In a world that exists largely outside of our control, the story we tell ourselves is the one aspect that is rightfully ours. If you recall in a blog a few posts ago, I explored three aspects of life that are guaranteed to us along our journeys. These are the beginning of life, the end of it, and the change that exists in between. There are many factors that come into play that try to talk us out of these assurances such as emotions and the influence of others. The fancy term for when emotions begin to define our fate is emotional reasoning. For example, if we feel defeated, then we must be doomed to despair for the rest of our existence. Cognitive Behavior Therapy would have a hay day with that mentality.
No matter what emotions might tell us, the story we tell ourselves does not have to be dictated by overgeneralizations that knock the wind out of our sails.
Check yourself before you wreck yourself, friends.
The frustration we can all resonate with presently is extremely valid. Our experiences feel stagnant because there is a giant Pandemic interrupting our regularly scheduled expectations of how life is supposed to be. We are existing within a season of life where “this isn’t how I imagined my life” is the perpetual catch phrase. Our nation is stomping their feet and banging their fists in protest. I get it. I feel it too.

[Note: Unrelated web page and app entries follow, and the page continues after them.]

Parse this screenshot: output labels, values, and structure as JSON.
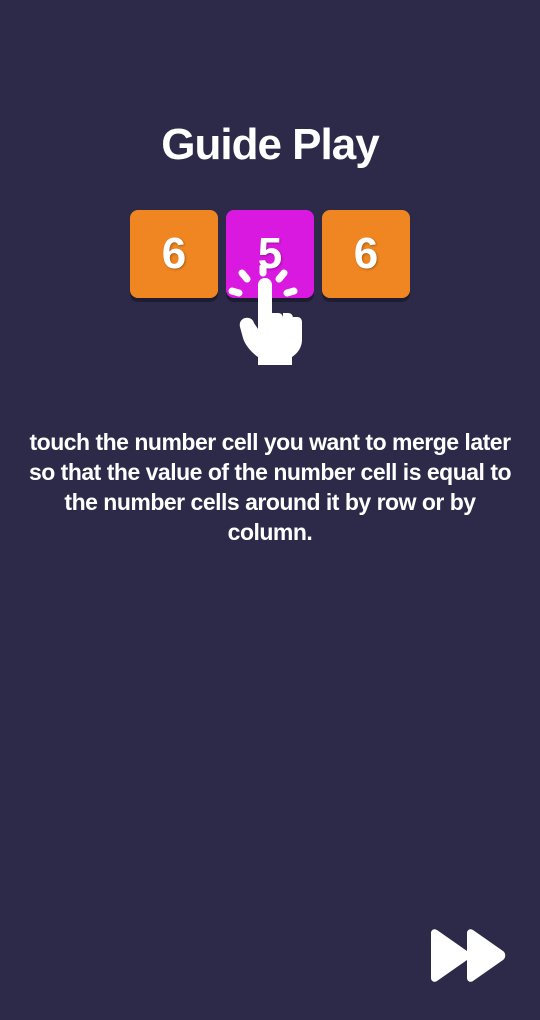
{
  "title": "Guide Play",
  "tiles": [
    {
      "value": "6",
      "color": "orange"
    },
    {
      "value": "5",
      "color": "magenta"
    },
    {
      "value": "6",
      "color": "orange"
    }
  ],
  "instruction": "touch the number cell you want to merge later so that the value of the number cell is equal to the number cells around it by row or by column.",
  "colors": {
    "background": "#2c2949",
    "orange": "#f08622",
    "magenta": "#da19e0",
    "white": "#ffffff"
  }
}
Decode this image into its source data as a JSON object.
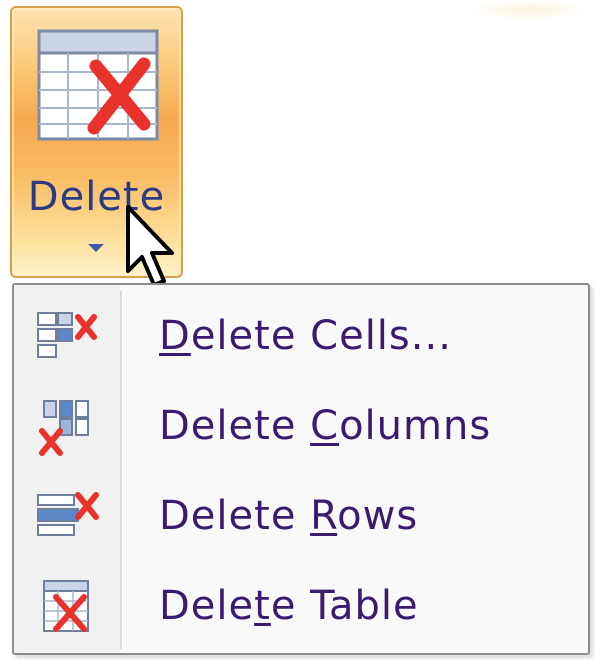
{
  "ribbon": {
    "delete_button": {
      "label": "Delete",
      "icon": "delete-table-icon",
      "state": "pressed"
    }
  },
  "menu": {
    "items": [
      {
        "pre": "",
        "key": "D",
        "post": "elete Cells...",
        "icon": "delete-cells-icon"
      },
      {
        "pre": "Delete ",
        "key": "C",
        "post": "olumns",
        "icon": "delete-columns-icon"
      },
      {
        "pre": "Delete ",
        "key": "R",
        "post": "ows",
        "icon": "delete-rows-icon"
      },
      {
        "pre": "Dele",
        "key": "t",
        "post": "e Table",
        "icon": "delete-table-icon"
      }
    ]
  },
  "colors": {
    "button_accent": "#f6a94f",
    "menu_text": "#3a1b6f",
    "ribbon_text": "#2a3b86",
    "delete_red": "#e8322b"
  }
}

However, the frustration and anxiety does not have to dictate your story.
This is where we are faced with a choice.
We can either succumb to our emotional experiences and allow them to color our internal storylines, or we can make room for both. We can recognize our emotions and choose to honor the humans we are existing in a chapter of life that’s hard as hell.
Our lives are a chapter book.
We fill in the pages.
In what manner and through what lens is very much in our hands.